Kalman also points out that this is, in part, an in rem action against the vessel M/V CUNARD ROYAL VIKING SUN, and argues that she must file the action in a district where the vessel is subject to seizure (although the vessel has not yet been seized). She argues that the forum-selection clause is invalid because, apparently, she would not be able to seize the vessel in New York.

Although the reasonableness of the terms and conditions of a cruise ship ticket is ultimately a question of law for the court, Hodes, 858 F.2d at 908, this court finds that there presently are disputes of material fact that preclude either (1) enforcement of the forum-selection clause or (2) a declaration that the clause is unenforceable. Foremost is the dispute over [whether] Kalman, or her "agent," had any notice of the terms of the forum-selection clause in the reservation form. If Cunard never communicated (actually or constructively) the back of the reservation form to Kalman, then it would be unreasonable to enforce the forum-selection clause against her.

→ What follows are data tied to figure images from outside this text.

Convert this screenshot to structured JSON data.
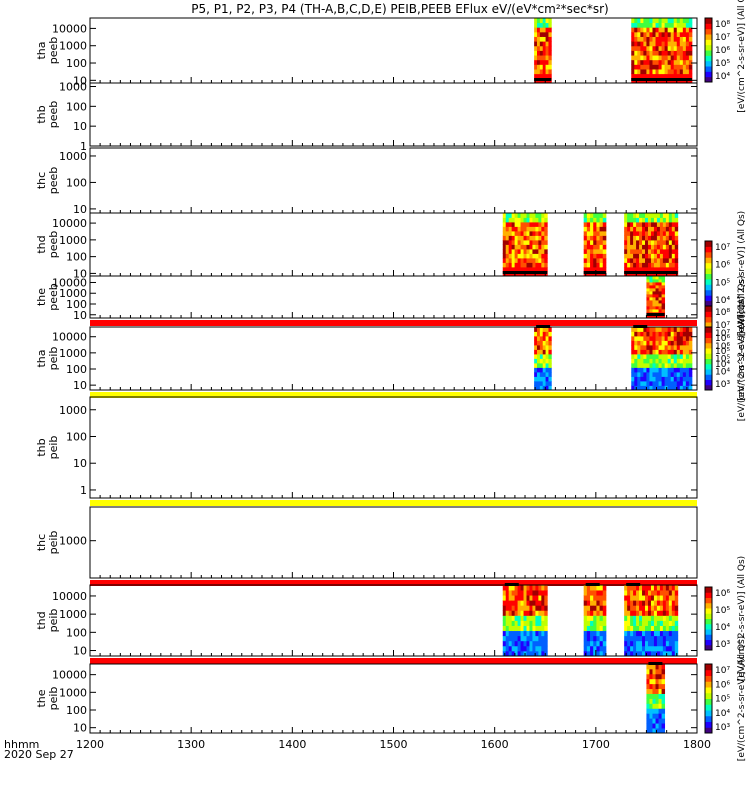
{
  "title": "P5, P1, P2, P3, P4 (TH-A,B,C,D,E) PEIB,PEEB EFlux eV/(eV*cm²*sec*sr)",
  "footer": {
    "time_label": "hhmm",
    "date_label": "2020 Sep 27"
  },
  "chart_data": {
    "type": "heatmap",
    "x_axis": {
      "range": [
        1200,
        1800
      ],
      "ticks": [
        "1200",
        "1300",
        "1400",
        "1500",
        "1600",
        "1700",
        "1800"
      ]
    },
    "panels": [
      {
        "probe": "tha",
        "species": "peeb",
        "y_ticks": [
          "10",
          "100",
          "1000",
          "10000"
        ],
        "y_range": [
          7,
          40000
        ],
        "bar_above": null,
        "intervals": [
          [
            1639,
            1656
          ],
          [
            1735,
            1795
          ]
        ],
        "colorbar": {
          "labels": [
            "10⁸",
            "10⁷",
            "10⁶",
            "10⁵",
            "10⁴"
          ],
          "title": "[eV/(cm^2-s-sr-eV)] (All Qs)"
        }
      },
      {
        "probe": "thb",
        "species": "peeb",
        "y_ticks": [
          "1",
          "10",
          "100",
          "1000"
        ],
        "y_range": [
          1,
          1500
        ],
        "bar_above": null,
        "intervals": [],
        "colorbar": null
      },
      {
        "probe": "thc",
        "species": "peeb",
        "y_ticks": [
          "10",
          "100",
          "1000"
        ],
        "y_range": [
          7,
          2000
        ],
        "bar_above": null,
        "intervals": [],
        "colorbar": null
      },
      {
        "probe": "thd",
        "species": "peeb",
        "y_ticks": [
          "10",
          "100",
          "1000",
          "10000"
        ],
        "y_range": [
          7,
          40000
        ],
        "bar_above": null,
        "intervals": [
          [
            1608,
            1652
          ],
          [
            1688,
            1710
          ],
          [
            1728,
            1781
          ]
        ],
        "colorbar": {
          "labels": [
            "10⁷",
            "10⁶",
            "10⁵",
            "10⁴"
          ],
          "title": "[eV/(cm^2-s-sr-eV)] (All Qs)"
        }
      },
      {
        "probe": "the",
        "species": "peeb",
        "y_ticks": [
          "10",
          "100",
          "1000",
          "10000"
        ],
        "y_range": [
          5,
          40000
        ],
        "bar_above": null,
        "intervals": [
          [
            1750,
            1768
          ]
        ],
        "colorbar": {
          "labels": [
            "10⁸",
            "10⁷",
            "10⁶",
            "10⁵",
            "10⁴"
          ],
          "title": "[eV/(cm^2-s-sr-eV)] (All Qs)"
        }
      },
      {
        "probe": "tha",
        "species": "peib",
        "y_ticks": [
          "10",
          "100",
          "1000",
          "10000"
        ],
        "y_range": [
          5,
          40000
        ],
        "bar_above": "#ff0000",
        "intervals": [
          [
            1639,
            1656
          ],
          [
            1735,
            1795
          ]
        ],
        "colorbar": {
          "labels": [
            "10⁷",
            "10⁶",
            "10⁵",
            "10⁴",
            "10³"
          ],
          "title": "[eV/(cm^2-s-sr-eV)] (All Qs)"
        }
      },
      {
        "probe": "thb",
        "species": "peib",
        "y_ticks": [
          "1",
          "10",
          "100",
          "1000"
        ],
        "y_range": [
          0.5,
          3000
        ],
        "bar_above": "#ffff00",
        "intervals": [],
        "colorbar": null
      },
      {
        "probe": "thc",
        "species": "peib",
        "y_ticks": [
          "1000"
        ],
        "y_range": [
          100,
          8000
        ],
        "bar_above": "#ffff00",
        "intervals": [],
        "colorbar": null
      },
      {
        "probe": "thd",
        "species": "peib",
        "y_ticks": [
          "10",
          "100",
          "1000",
          "10000"
        ],
        "y_range": [
          5,
          40000
        ],
        "bar_above": "#ff0000",
        "intervals": [
          [
            1608,
            1652
          ],
          [
            1688,
            1710
          ],
          [
            1728,
            1781
          ]
        ],
        "colorbar": {
          "labels": [
            "10⁶",
            "10⁵",
            "10⁴",
            "10³"
          ],
          "title": "[eV/(cm^2-s-sr-eV)] (All Qs)"
        }
      },
      {
        "probe": "the",
        "species": "peib",
        "y_ticks": [
          "10",
          "100",
          "1000",
          "10000"
        ],
        "y_range": [
          5,
          40000
        ],
        "bar_above": "#ff0000",
        "intervals": [
          [
            1750,
            1768
          ]
        ],
        "colorbar": {
          "labels": [
            "10⁷",
            "10⁶",
            "10⁵",
            "10⁴",
            "10³"
          ],
          "title": "[eV/(cm^2-s-sr-eV)] (All Qs)"
        }
      }
    ],
    "colormap": [
      "#400080",
      "#2000ff",
      "#0060ff",
      "#00c0ff",
      "#00ffc0",
      "#40ff40",
      "#c0ff00",
      "#ffff00",
      "#ffb000",
      "#ff5000",
      "#ff0000",
      "#a00000"
    ]
  }
}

Accordingly, Cunard's Motion to Dismiss is DENIED and Kalman's Motion for Summary Judgment is also DENIED.

IT IS SO ORDERED.

NOTES

[1] In 1992, Congress overruled Carnival Cruise Lines by amending 46 U.S.C.App. § 183c. 138 Cong.Rec. H11766-01, H11785 (Oct. 5, 1992). However, in 1993, Congress overruled itself and reinvigorated Carnival Cruise Lines by amending § 183c back to how it was before 1992. 140 Cong.Rec. S1847-02 (Feb. 24, 1994).

[2] The first prong — notice — was not addressed in Carnival Cruise Lines. See Carnival, 499 U.S. at 590, 111 S.Ct. at 1525 ("Respondents essentially have conceded that they had notice of the forum-selection provision.").

[3] Both parties assume that FBI Travel, through Rosie Chaskiel, is an agent of Kalman, rather than of Cunard.

[4] Cunard also argues that nowhere has Kalman herself disclaimed prior personal knowledge of the terms of the selection clause. Kalman, however, points out that Cunard has not met its initial burden to set forth evidence that Cunard gave personal notice to Kalman herself (not FBI Travel agency).

[5] Kalman submitted two affidavits from Chaskiel. The first was sworn on May 22, 1995 in Victoria, Australia. The second was submitted on June 23, 1995, but was not sworn before a notary. Mr. Friedheim submits by affidavit that Chaskiel's husband is undergoing by-pass heart surgery and that notaries are difficult to find in Australia. He avers that Chaskiel will soon have the document notarized. The court notes that 28 U.S.C. § 1746 allows unsworn declarations if made under penalty of perjury of the law of the United States.